Many Western students have been relying on Canadian passenger trains as a means of safe transportation for years—taking them back and forth between their hometown and London throughout the school year. But when students are traveling by foot or bike within certain areas of the city, these same railways can become extremely dangerous.
In May alone, two pedestrians were involved in fatal train-pedestrian collisions in London—one of them involving a Via Rail passenger train in the east end near Third Street and Culver Drive, the other, involving 20-year-old London native and baseball player Trevor Barton at the railway crossing near Richmond and Mill streets.
London Police reported the eastbound train struck Barton on Saturday, May 12 around 2:30 a.m.—a common time for students from the university to be leaving one of the several bars around the area.
Dennis Rivest, media relations officer for the London Police Service, explained several of these fatal incidents take place early in the morning because the pedestrians aren’t paying enough attention while trying to cross.
“When you are walking in any area where there are train tracks around, you should first and foremost have your ears alert,” Rivest explained. “Students shouldn’t be listening to an iPod or using some form of headphones which block their ears—they need to be able to listen and hear the train coming.”
“Students also need to be in a position to look around them,” he continued. “If they are walking and texting, they are not paying full attention to the railroad tracks, which could inadvertently put them in a position that could prove quite fatal to them.”

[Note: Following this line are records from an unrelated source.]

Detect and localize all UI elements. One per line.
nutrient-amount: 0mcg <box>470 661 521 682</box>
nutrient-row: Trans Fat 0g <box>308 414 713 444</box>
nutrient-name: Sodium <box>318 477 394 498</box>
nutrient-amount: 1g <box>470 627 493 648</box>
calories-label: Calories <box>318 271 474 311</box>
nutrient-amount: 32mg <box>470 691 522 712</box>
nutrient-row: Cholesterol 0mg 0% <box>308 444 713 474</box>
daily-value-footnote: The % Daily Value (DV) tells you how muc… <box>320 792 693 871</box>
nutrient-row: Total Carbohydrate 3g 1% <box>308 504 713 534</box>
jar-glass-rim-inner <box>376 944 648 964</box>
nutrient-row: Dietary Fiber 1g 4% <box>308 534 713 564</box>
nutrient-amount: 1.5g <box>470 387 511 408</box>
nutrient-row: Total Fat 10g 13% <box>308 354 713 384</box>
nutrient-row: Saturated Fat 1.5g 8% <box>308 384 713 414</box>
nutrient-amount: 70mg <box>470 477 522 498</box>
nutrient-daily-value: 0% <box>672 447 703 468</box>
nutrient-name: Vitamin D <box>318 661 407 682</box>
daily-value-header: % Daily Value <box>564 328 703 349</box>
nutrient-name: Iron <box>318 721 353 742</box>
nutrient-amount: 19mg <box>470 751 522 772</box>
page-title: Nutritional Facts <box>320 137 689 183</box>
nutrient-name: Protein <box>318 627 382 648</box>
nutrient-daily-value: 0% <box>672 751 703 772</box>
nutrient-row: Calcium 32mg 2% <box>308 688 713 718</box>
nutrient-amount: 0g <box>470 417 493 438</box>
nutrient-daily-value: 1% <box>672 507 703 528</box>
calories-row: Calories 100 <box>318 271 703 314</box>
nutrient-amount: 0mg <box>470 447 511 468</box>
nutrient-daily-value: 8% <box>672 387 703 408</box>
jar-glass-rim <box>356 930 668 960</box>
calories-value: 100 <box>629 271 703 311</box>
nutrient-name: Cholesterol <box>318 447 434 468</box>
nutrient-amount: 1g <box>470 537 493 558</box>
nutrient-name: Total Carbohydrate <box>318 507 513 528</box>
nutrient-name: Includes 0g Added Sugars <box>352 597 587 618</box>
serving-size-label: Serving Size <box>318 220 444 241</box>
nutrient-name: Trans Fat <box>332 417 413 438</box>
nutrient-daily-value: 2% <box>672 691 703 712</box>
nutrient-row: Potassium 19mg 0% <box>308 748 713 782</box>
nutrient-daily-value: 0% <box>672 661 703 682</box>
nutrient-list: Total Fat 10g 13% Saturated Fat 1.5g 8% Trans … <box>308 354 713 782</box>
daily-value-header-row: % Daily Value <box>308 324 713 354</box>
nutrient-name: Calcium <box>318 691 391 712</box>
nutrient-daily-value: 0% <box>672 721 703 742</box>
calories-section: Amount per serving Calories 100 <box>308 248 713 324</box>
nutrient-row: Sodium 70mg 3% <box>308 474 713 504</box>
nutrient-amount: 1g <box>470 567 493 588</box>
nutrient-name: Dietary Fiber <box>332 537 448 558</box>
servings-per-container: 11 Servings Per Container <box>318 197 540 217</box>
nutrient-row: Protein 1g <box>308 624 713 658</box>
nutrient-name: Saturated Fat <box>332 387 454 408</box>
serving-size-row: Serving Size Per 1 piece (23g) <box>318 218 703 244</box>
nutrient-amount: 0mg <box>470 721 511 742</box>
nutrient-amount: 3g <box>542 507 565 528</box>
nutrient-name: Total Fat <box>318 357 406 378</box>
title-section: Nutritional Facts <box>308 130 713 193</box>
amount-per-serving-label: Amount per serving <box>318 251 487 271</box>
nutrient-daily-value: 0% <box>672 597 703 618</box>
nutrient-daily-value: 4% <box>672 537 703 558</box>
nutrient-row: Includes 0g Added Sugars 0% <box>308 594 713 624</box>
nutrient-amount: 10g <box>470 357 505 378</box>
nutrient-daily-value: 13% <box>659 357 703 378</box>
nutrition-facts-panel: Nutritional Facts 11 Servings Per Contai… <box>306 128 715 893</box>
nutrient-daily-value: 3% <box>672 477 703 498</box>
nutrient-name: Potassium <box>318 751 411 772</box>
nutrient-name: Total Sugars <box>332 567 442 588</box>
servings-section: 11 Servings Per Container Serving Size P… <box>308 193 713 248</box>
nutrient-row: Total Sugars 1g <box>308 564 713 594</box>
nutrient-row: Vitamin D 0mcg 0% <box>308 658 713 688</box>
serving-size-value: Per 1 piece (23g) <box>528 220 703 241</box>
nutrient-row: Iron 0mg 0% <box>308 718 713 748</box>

Katelyn Amos, a close friend and past girlfriend of Barton, couldn’t believe what happened involving the train tracks downtown.
“Trevor really meant a lot to me, and still does to so many others,” Amos said. “[He] was such an outstanding human being—I’ve never met anyone with as many best friends as him. He would always work so hard towards everything—school, sports, his family. There was nothing better than watching him smile and laugh.”
According to VIA Rail, they have invested close to $500 million in improvements since 2007—most of which involve safety matters such as signaling systems, which will hopefully help prevent these fatal incidents.
Although it may seem necessary to have someone monitoring the area surrounding the crossing areas downtown, Rivest said he thinks there are currently enough safety procedures in place.
“I think there is a tremendous onus on pedestrians, cyclists and motorists to be paying attention when they are approaching these areas,” he said. “Trains cannot stop on a dime—we put rails up, we have lights that are going and bells that are ringing to alert people. It is much easier for people, drivers and cyclists to stop and wait for the train to pass.”
Rivest noted that London does have a unique set-up, with a railway crossing located over one of the city’s arterial roads, but pointed out there were safety precautions in place to allow pedestrians to be safer and avoid these types of incidents.
Although Amos, among many others, has lost someone important in her life, she is trying to stay positive about the situation.
“I really hope this brings awareness to how dangerous the tracks really are,” she said. “Trevor will never be forgotten—he’s the only guardian angel fast enough to watch over all the people who loved him.”